Whose side are they on? Apple REFUSES court order to unlock dead Islamic terrorist’s iPhone found after husband and wife’s San Bernardino attack
- Apple CEO Tim Cook posted a message on the company’s website Wednesday morning stating their intentions to fight the court order
- A U.S. magistrate judge ordered Apple to help the FBI bypass the passcode on alleged San Bernardino shooter Syed Farook’s work iPhone
- In 2014, Apple updated its iPhone operating system to require that the phone be locked by a passcode that only the user knows
- The phone now has a self-destruct feature which erases the phone’s data after too many unsuccessful attempts to unlock it
- Previously, the company could use a tool that would physically plug into the phone in order to respond to government search warrant requests
- Farook and his wife Tashfeen Malik were killed in a shootout with police after killing 14 at a holiday luncheon for Farook’s office on December 2
Apple has refused a federal order to hack into the iPhone of one of the San Bernardino shooters, claiming it would undermine encryption by creating a backdoor that could potentially be used on other future devices.
CEO Tim Cook’s ferocious response, posted early Wednesday on the company’s website, came after an order from U.S. Magistrate Judge Sheri Pym that Apple Inc. help the Obama administration break into the encrypted phone.
The first-of-its-kind ruling was a significant victory for the Justice Department in a technology policy debate that pits digital privacy against national security interests.
Noting the order Tuesday from federal Magistrate Judge Sheri Pym in California, Cook said ‘this moment calls for public discussion, and we want our customers and people around the country to understand what is at stake.’
Cook argued that the order ‘has implications far beyond the legal case at hand.’
Pym’s order to Apple to help the FBI hack into an encrypted iPhone belonging to one of the San Bernardino, California shooters set the stage for a legal fight between the federal government and Silicon Valley over a first-of-its-kind ruling.
The order, in which Apple is being directed to assist the FBI in breaking into an encrypted iPhone belonging to one of the San Bernardo shooters, represents a significant victory for the Justice Department.
The Obama administration has embraced stronger encryption as a way to keep consumers safe on the Internet, but struggled to find a compelling example to make its case.
Cook said that the U.S. government order would undermine encryption by using specialized software to create an essential back door that he compared to a ‘master key, capable of opening hundreds of millions of locks.’

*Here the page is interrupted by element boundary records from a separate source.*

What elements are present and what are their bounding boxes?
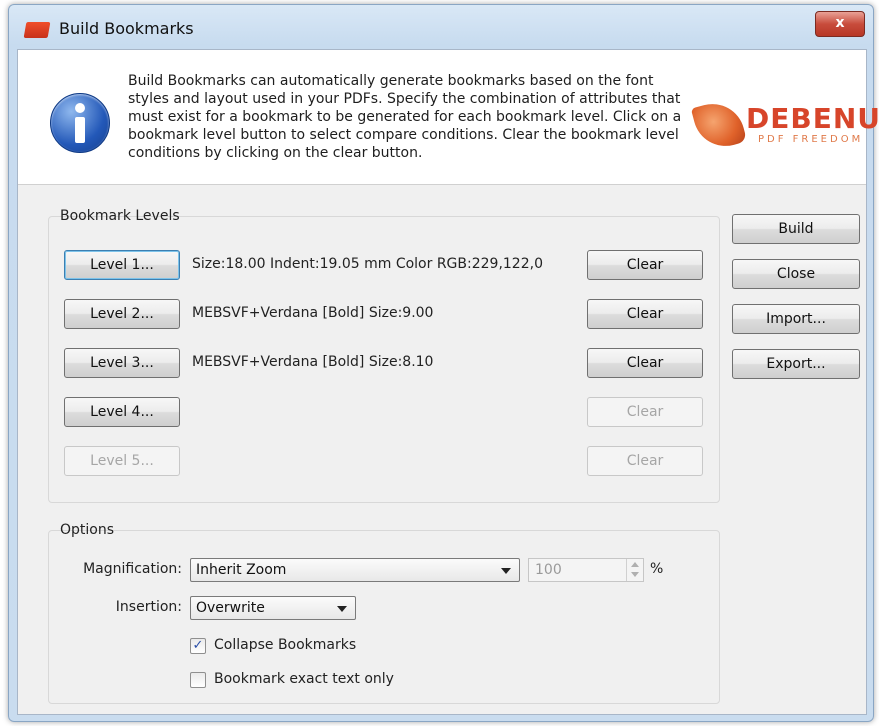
info-description: Build Bookmarks can automatically genera… <box>128 73 682 161</box>
level-2-button[interactable]: Level 2... <box>64 299 180 329</box>
percent-label: % <box>650 561 664 577</box>
export-button[interactable]: Export... <box>732 349 860 379</box>
level-4-clear-button[interactable]: Clear <box>587 397 703 427</box>
insertion-select[interactable]: Overwrite <box>190 596 356 620</box>
level-5-clear-button[interactable]: Clear <box>587 446 703 476</box>
level-2-description: MEBSVF+Verdana [Bold] Size:9.00 <box>192 305 434 321</box>
level-3-description: MEBSVF+Verdana [Bold] Size:8.10 <box>192 354 434 370</box>
logo-subtitle: PDF FREEDOM <box>758 134 864 145</box>
close-window-button[interactable]: x <box>815 11 865 37</box>
level-1-description: Size:18.00 Indent:19.05 mm Color RGB:229… <box>192 256 543 272</box>
insertion-label: Insertion: <box>115 599 182 615</box>
app-icon <box>23 22 51 38</box>
level-1-clear-button[interactable]: Clear <box>587 250 703 280</box>
debenu-logo: DEBENU PDF FREEDOM <box>690 96 879 158</box>
magnification-label: Magnification: <box>83 561 182 577</box>
magnification-value: Inherit Zoom <box>196 562 287 578</box>
magnification-select[interactable]: Inherit Zoom <box>190 558 520 582</box>
import-button[interactable]: Import... <box>732 304 860 334</box>
bookmark-levels-label: Bookmark Levels <box>60 208 180 224</box>
options-label: Options <box>60 522 115 538</box>
level-2-clear-button[interactable]: Clear <box>587 299 703 329</box>
window-title: Build Bookmarks <box>59 19 194 38</box>
level-3-clear-button[interactable]: Clear <box>587 348 703 378</box>
spin-down-icon <box>631 572 639 577</box>
build-bookmarks-dialog: Build Bookmarks x Build Bookmarks can au… <box>8 4 879 722</box>
level-5-button[interactable]: Level 5... <box>64 446 180 476</box>
logo-mark-icon <box>690 96 748 154</box>
spin-up-icon <box>631 562 639 567</box>
info-panel: Build Bookmarks can automatically genera… <box>18 50 879 185</box>
build-button[interactable]: Build <box>732 214 860 244</box>
zoom-spinbox[interactable]: 100 <box>528 558 644 582</box>
dialog-body: Build Bookmarks can automatically genera… <box>17 49 879 715</box>
close-button[interactable]: Close <box>732 259 860 289</box>
collapse-bookmarks-checkbox[interactable]: ✓ <box>190 638 206 654</box>
chevron-down-icon <box>337 606 347 612</box>
level-3-button[interactable]: Level 3... <box>64 348 180 378</box>
insertion-value: Overwrite <box>196 600 265 616</box>
zoom-value: 100 <box>535 562 562 578</box>
level-4-button[interactable]: Level 4... <box>64 397 180 427</box>
logo-title: DEBENU <box>746 102 879 135</box>
info-icon <box>50 93 110 153</box>
exact-text-checkbox[interactable] <box>190 672 206 688</box>
chevron-down-icon <box>501 568 511 574</box>
level-1-button[interactable]: Level 1... <box>64 250 180 280</box>
spin-buttons[interactable] <box>626 559 643 581</box>
title-bar[interactable]: Build Bookmarks x <box>9 5 873 49</box>
collapse-bookmarks-label[interactable]: Collapse Bookmarks <box>214 637 356 653</box>
exact-text-label[interactable]: Bookmark exact text only <box>214 671 394 687</box>
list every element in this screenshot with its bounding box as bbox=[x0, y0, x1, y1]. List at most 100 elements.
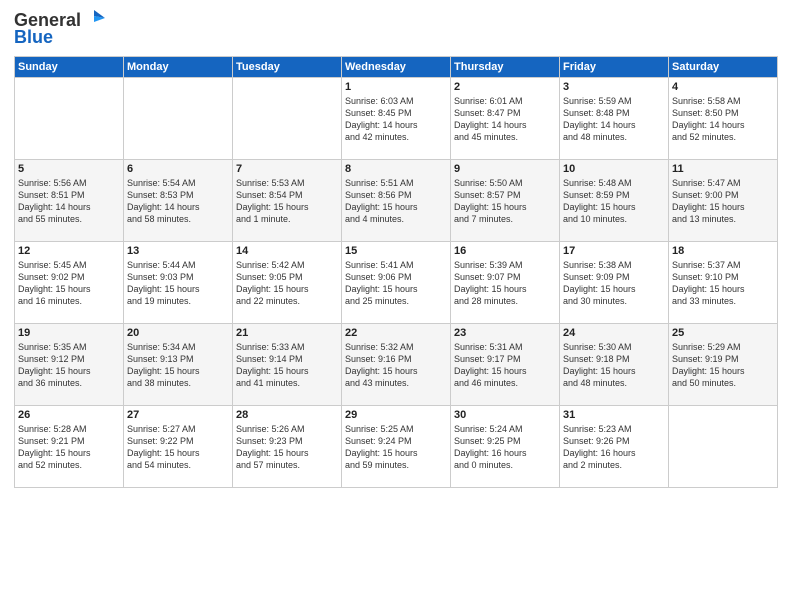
day-info: Sunrise: 5:25 AM Sunset: 9:24 PM Dayligh… bbox=[345, 423, 447, 472]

‘In the wrong hands, this software – which does not exist today – would have the potential to unlock any iPhone in someone’s physical possession,’ Cook wrote.
‘The FBI may use different words to describe this tool, but make no mistake: Building a version of iOS that bypasses security in this way would undeniably create a back door.
‘And while the government may argue that its use would be limited to this case, there is no way to guarantee such control.’
Josh Earnest, the White House spokesman today deferred to the Justice Department but said it was important to recognize the government is not asking Apple to ‘create a new backdoor to its products.’
He said the case was about federal investigators learning ‘as much as they can about this one case.’
‘The president certainly believes that is an important national priority,’ he said.